Chapter 24 discussed number representation. It first talked about the the ratio dependence of numerical judgements in humans and other animals, that is, the discriminating quantities is more difficult for quantities that have a close-to-1 ratio. The chapter discussed many studies that showed this phenomena in monkeys, rats, and college students. In addition to these studies, I remember learning about this in a talk, where the speaker also mentioned that in most languages of indigenous peoples, they only have small numbers (such as “one”, “two” … and it rarely surpassed “five”) and “many”. I think this is also a piece of indirect evidence that people can discriminate smaller numbers (ratios farther away from 1) better than larger numbers.
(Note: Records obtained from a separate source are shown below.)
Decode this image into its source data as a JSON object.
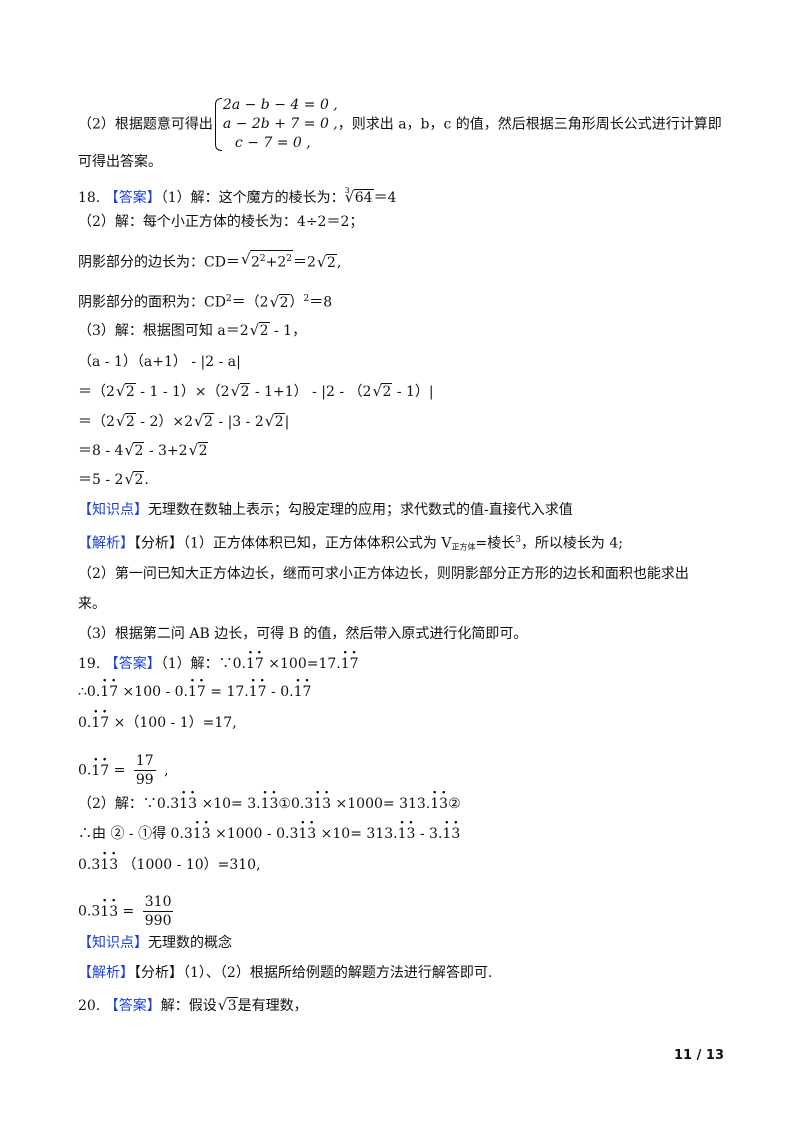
{
  "colors": {
    "tag": "#1a3fd6",
    "text": "#111111"
  },
  "lines": [
    [
      {
        "t": "（2）根据题意可得出"
      },
      {
        "sys": [
          "2a − b − 4 = 0 ,",
          "a − 2b + 7 = 0 ,",
          "c − 7 = 0 ,"
        ]
      },
      {
        "t": "，则求出 a，b，c 的值，然后根据三角形周长公式进行计算即"
      }
    ],
    [
      {
        "t": "可得出答案。"
      }
    ],
    [
      {
        "t": "18. "
      },
      {
        "tag": "【答案】"
      },
      {
        "t": "（1）解：这个魔方的棱长为："
      },
      {
        "cbrt": "64"
      },
      {
        "t": "＝4"
      }
    ],
    [
      {
        "t": "（2）解：每个小正方体的棱长为：4÷2＝2；"
      }
    ],
    [
      {
        "t": "阴影部分的边长为：CD＝"
      },
      {
        "sqhtml": [
          "2",
          "2",
          "+2",
          "2"
        ]
      },
      {
        "t": "＝2"
      },
      {
        "r": "2"
      },
      {
        "t": ","
      }
    ],
    [
      {
        "t": "阴影部分的面积为：CD"
      },
      {
        "sup": "2"
      },
      {
        "t": "＝（2"
      },
      {
        "r": "2"
      },
      {
        "t": "）"
      },
      {
        "sup": "2"
      },
      {
        "t": "＝8"
      }
    ],
    [
      {
        "t": "（3）解：根据图可知 a＝2"
      },
      {
        "r": "2"
      },
      {
        "t": " - 1，"
      }
    ],
    [
      {
        "t": "（a - 1）（a+1） - |2 - a|"
      }
    ],
    [
      {
        "t": "＝（2"
      },
      {
        "r": "2"
      },
      {
        "t": " - 1 - 1）×（2"
      },
      {
        "r": "2"
      },
      {
        "t": " - 1+1） - |2 - （2"
      },
      {
        "r": "2"
      },
      {
        "t": " - 1）|"
      }
    ],
    [
      {
        "t": "＝（2"
      },
      {
        "r": "2"
      },
      {
        "t": " - 2）×2"
      },
      {
        "r": "2"
      },
      {
        "t": " - |3 - 2"
      },
      {
        "r": "2"
      },
      {
        "t": "|"
      }
    ],
    [
      {
        "t": "＝8 - 4"
      },
      {
        "r": "2"
      },
      {
        "t": " - 3+2"
      },
      {
        "r": "2"
      }
    ],
    [
      {
        "t": "＝5 - 2"
      },
      {
        "r": "2"
      },
      {
        "t": "."
      }
    ],
    [
      {
        "tag": "【知识点】"
      },
      {
        "t": "无理数在数轴上表示；勾股定理的应用；求代数式的值-直接代入求值"
      }
    ],
    [
      {
        "tag": "【解析】"
      },
      {
        "t": "【分析】（1）正方体体积已知，正方体体积公式为 V"
      },
      {
        "sub": "正方体"
      },
      {
        "t": "=棱长"
      },
      {
        "sup": "3"
      },
      {
        "t": "，所以棱长为 4;"
      }
    ],
    [
      {
        "t": "（2）第一问已知大正方体边长，继而可求小正方体边长，则阴影部分正方形的边长和面积也能求出"
      }
    ],
    [
      {
        "t": "来。"
      }
    ],
    [
      {
        "t": "（3）根据第二问 AB 边长，可得 B 的值，然后带入原式进行化简即可。"
      }
    ],
    [
      {
        "t": "19. "
      },
      {
        "tag": "【答案】"
      },
      {
        "t": "（1）解：∵0."
      },
      {
        "rep": "17"
      },
      {
        "t": " ×100=17."
      },
      {
        "rep": "17"
      }
    ],
    [
      {
        "t": "∴0."
      },
      {
        "rep": "17"
      },
      {
        "t": " ×100 -  0."
      },
      {
        "rep": "17"
      },
      {
        "t": " = 17."
      },
      {
        "rep": "17"
      },
      {
        "t": "  -  0."
      },
      {
        "rep": "17"
      }
    ],
    [
      {
        "t": "0."
      },
      {
        "rep": "17"
      },
      {
        "t": " ×（100 - 1）=17,"
      }
    ],
    [
      {
        "t": "0."
      },
      {
        "rep": "17"
      },
      {
        "t": " = "
      },
      {
        "frac": [
          "17",
          "99"
        ]
      },
      {
        "t": " ,"
      }
    ],
    [
      {
        "t": "（2）解：∵0.3"
      },
      {
        "rep": "13"
      },
      {
        "t": " ×10= 3."
      },
      {
        "rep": "13"
      },
      {
        "t": "①0.3"
      },
      {
        "rep": "13"
      },
      {
        "t": " ×1000= 313."
      },
      {
        "rep": "13"
      },
      {
        "t": "②"
      }
    ],
    [
      {
        "t": "∴由 ② - ①得 0.3"
      },
      {
        "rep": "13"
      },
      {
        "t": " ×1000 -  0.3"
      },
      {
        "rep": "13"
      },
      {
        "t": " ×10= 313."
      },
      {
        "rep": "13"
      },
      {
        "t": "  -  3."
      },
      {
        "rep": "13"
      }
    ],
    [
      {
        "t": "0.3"
      },
      {
        "rep": "13"
      },
      {
        "t": " （1000 - 10）=310,"
      }
    ],
    [
      {
        "t": "0.3"
      },
      {
        "rep": "13"
      },
      {
        "t": " = "
      },
      {
        "frac": [
          "310",
          "990"
        ]
      }
    ],
    [
      {
        "tag": "【知识点】"
      },
      {
        "t": "无理数的概念"
      }
    ],
    [
      {
        "tag": "【解析】"
      },
      {
        "t": "【分析】（1）、（2）根据所给例题的解题方法进行解答即可."
      }
    ],
    [
      {
        "t": "20. "
      },
      {
        "tag": "【答案】"
      },
      {
        "t": "解：假设"
      },
      {
        "r": "3"
      },
      {
        "t": "是有理数，"
      }
    ]
  ],
  "page_number": "11 / 13"
}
This is also discussed later in this chapter, and apparently people still have an approximate number system for large quantities even it’s not in their language.

The authors also talked about studies that showed that the point of subjective equality (PSE) for both children and monkeys was closer to the geometrical mean than to the arithmetic mean. This is super interesting, and I wonder if there is an evolutionary advantage in this perception.

The semantic congruity effect is also very interesting, particularly that it was found in monkeys who did not have the semantic ability. I think this shows how mistaken a theory (the discrete code model) could be, even when it makes perfect sense based on limited human-only data. Taking the context of comparison into consideration makes a lot more sense to me (e.g., Holyoak, 1978), and I feel like another study I know of also provides insights into this issue. In Knops et al. (2009), researchers showed that mental arithmetic operations recruited brain regions that are typically involved in orienting attentions spatially, and the patterns of brain activities involved in mental arithmetic also went in different directions as people add or subtract numbers, as if they had a numerical x-axis in mind (small numbers on the left and large numbers on the right) and was spatially moving through that line as they add or subtract. This mental representation for numbers with a horizontal line may also account for the semantic congruity effect. For example, given a context or numerical comparison from 1 – 9, we might focus our attention on the 1-9 part of the numerical line. When being asked for a larger number, we might intuitively shift our attention to the right end of the axis, and it is easy to notice that 9 is the largest; however if we are only give 1 and 2, we’d need to shift our attention back to the left/smaller end of the axis, where 2 is sort of in the middle rather than the end, thus it may take more time to get there.

Another cool but very brief discussion later in this chapter is that brain systems that support numerical coding also support coding of many other continuous variables, including time, length, and size. A common neural coding has also been found for spatial, temporal, and social distances (Parkinson et al., 2014). There has been some recent discussions on a cognitive map system that acts as a basis of map-like knowledge representation, and that can be reused for organizing things including spatial, temporal, and abstract knowledge, such as semantic concepts and social networks.

Reference
Knops, A., Thirion, B., Hubbard, E. M., Michel, V., & Dehaene, S. (2009). Recruitment of an area involved in eye movements during mental arithmetic. Science324(5934), 1583-1585.
Parkinson, C., Liu, S., & Wheatley, T. (2014). A common cortical metric for spatial, temporal, and social distance. Journal of Neuroscience34(5), 1979-1987.

One thought on “Week 5

  1. Thanks for your thoughts. Indeed, learning paradigms have been heavily utilized for the study of all manner of animal cognitive processes, from perception to representation to abstract cognition. As I like to say in my undergraduate courses, the psychologist’s operant chamber is like the chemist’s test tube. It provides a carefully-controlled situation in which to analytically and systematically study single variables and their relationships to behavior and, by inference, the underlying behavioral processes.